88 views Asked by At

I am playing around with linear discriminant analysis and trying to plot the data in plotly in R and then plot the discriminating plane. When I try this I can get the data and the plane, but the plane does not match with the the 3D plotted data. I get the data "floating" above the plane rather than the plane cutting through the data.
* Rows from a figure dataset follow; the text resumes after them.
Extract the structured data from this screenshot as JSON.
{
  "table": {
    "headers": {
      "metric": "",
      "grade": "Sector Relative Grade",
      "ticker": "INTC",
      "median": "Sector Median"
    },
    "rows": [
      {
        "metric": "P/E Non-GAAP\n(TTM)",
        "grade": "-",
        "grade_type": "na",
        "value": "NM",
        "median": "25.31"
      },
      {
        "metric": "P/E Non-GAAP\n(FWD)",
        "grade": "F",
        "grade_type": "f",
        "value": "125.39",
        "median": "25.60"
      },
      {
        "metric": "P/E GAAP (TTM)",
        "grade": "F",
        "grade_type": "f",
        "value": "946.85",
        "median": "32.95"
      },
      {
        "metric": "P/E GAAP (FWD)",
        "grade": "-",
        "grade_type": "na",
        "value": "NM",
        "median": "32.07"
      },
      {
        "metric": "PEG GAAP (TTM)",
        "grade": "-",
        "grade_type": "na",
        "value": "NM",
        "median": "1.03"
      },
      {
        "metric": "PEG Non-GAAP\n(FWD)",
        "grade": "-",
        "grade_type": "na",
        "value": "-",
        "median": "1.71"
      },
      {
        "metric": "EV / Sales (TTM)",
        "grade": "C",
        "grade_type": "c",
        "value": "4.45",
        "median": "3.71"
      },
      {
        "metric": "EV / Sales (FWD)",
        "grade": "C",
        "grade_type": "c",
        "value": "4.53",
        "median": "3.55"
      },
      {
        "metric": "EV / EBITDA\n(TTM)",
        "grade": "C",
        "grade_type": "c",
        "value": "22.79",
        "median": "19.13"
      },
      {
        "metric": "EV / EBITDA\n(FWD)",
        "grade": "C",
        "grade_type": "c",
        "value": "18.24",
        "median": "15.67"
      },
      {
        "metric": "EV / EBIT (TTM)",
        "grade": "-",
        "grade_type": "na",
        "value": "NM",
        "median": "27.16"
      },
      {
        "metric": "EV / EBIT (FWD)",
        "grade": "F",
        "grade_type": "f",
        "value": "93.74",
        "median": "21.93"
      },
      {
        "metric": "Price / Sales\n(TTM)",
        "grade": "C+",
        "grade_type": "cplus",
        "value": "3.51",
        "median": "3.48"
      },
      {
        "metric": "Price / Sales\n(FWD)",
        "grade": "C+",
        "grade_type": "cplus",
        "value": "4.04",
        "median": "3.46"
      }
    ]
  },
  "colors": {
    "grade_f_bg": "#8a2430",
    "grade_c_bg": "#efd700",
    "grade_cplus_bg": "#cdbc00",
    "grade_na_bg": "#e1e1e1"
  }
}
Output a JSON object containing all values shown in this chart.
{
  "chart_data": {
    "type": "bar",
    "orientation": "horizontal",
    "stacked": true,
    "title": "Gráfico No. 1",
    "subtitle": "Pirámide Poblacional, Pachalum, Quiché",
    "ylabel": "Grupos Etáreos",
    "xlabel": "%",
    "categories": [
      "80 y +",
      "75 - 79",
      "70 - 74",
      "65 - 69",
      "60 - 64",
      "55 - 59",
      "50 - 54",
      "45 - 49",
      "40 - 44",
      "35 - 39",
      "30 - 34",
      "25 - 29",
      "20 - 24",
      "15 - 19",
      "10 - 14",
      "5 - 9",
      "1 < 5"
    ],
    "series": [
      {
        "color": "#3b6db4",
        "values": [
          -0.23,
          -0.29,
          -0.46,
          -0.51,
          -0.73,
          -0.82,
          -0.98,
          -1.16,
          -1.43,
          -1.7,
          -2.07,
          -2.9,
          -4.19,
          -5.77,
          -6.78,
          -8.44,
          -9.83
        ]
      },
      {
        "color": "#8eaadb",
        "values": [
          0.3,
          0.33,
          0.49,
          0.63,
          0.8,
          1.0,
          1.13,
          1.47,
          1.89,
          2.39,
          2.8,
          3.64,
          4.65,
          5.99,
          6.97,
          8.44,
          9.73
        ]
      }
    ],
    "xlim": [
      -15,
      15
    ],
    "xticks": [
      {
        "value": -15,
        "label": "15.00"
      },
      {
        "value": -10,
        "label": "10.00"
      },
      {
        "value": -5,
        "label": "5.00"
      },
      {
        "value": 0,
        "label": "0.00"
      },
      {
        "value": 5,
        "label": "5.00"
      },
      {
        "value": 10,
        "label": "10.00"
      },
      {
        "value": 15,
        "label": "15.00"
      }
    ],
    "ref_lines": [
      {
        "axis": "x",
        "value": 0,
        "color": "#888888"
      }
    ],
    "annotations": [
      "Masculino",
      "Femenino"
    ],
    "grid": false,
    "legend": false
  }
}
Using the coefficients the lda function gives us with parameters SB.lda, OPS.lda, and tSho.lda I try to solve for z under the assumption that the equation is SBx + OPSy + tShoz = 0 because the lda function does not give us a constant.

When I reference this post (https://stats.stackexchange.com/questions/166942/why-are-discriminant-analysis-results-in-r-lda-and-spss-different-constant-t) and use the method to generate the constant I get a constant of -13.82201 which when plotted does not match with the data.

What am I missing?

library(plotly)
library(MASS)
train <- data.frame(read.table("https://raw.githubusercontent.com/gunsnfloyd/algorithmdata/main/train.tsv",header=TRUE))
head(train)
model <- lda(WS~ SB + OPS  + tSho ,data = train)

SB.lda <- 0.008056699
OPS.lda <- 15.174308879
tSho.lda <- 0.205465030

groupmean<-(model$prior%*%model$means)
constant<-(groupmean%*%model$scaling)
-constant


fig <- plot_ly(train, x = ~SB, y = ~OPS, z = ~tSho, color = ~WS, colors = c('#BF382A', '#0C4B8E'))
fig <- fig %>% add_markers()
fig <- fig %>% layout(scene = list(xaxis = list(title = 'SB'),
                                   yaxis = list(title = 'OPS'),
                                   zaxis = list(title = 'tSho')))

x.lda <- seq(0, 400, length.out = 100) #Range based on SB values
y.lda <- seq(0.5, 0.9, length.out = 100) #Range based on OPS values
z.lda <- outer(x.lda, y.lda, function(x, y) ( (-SB.lda * x - OPS.lda * y) / tSho.lda + 13.82201))

fig <- fig %>% add_surface(x = x.lda, y = y.lda, z = z.lda,colors = "#0C4B8E")      
fig
1

There are 1 answers

1
Julian Selke On BEST ANSWER

I get a different result from solving the equation:

# general equation: A * x + B * y + C * z + c = 0

# solve for z:
  SB * x + OPS * y + tSho * z - 13.82201 = 0
  SB * x + OPS * y - 13.82201            = - tSho * z
 -SB * x - OPS * y + 13.82201            = tSho * z
(-SB * x - OPS * y + 13.82201) / tSho    = z

# calculate values of plane:
x.lda <- seq(0, 400, length.out = 100) #Range based on SB values
y.lda <- seq(0.5, 0.9, length.out = 100) #Range based on OPS values
z.lda <- outer(x.lda, y.lda, function(x, y) (-SB.lda * x - OPS.lda * y + 13.82201) / tSho.lda )

The resulting plot:

plot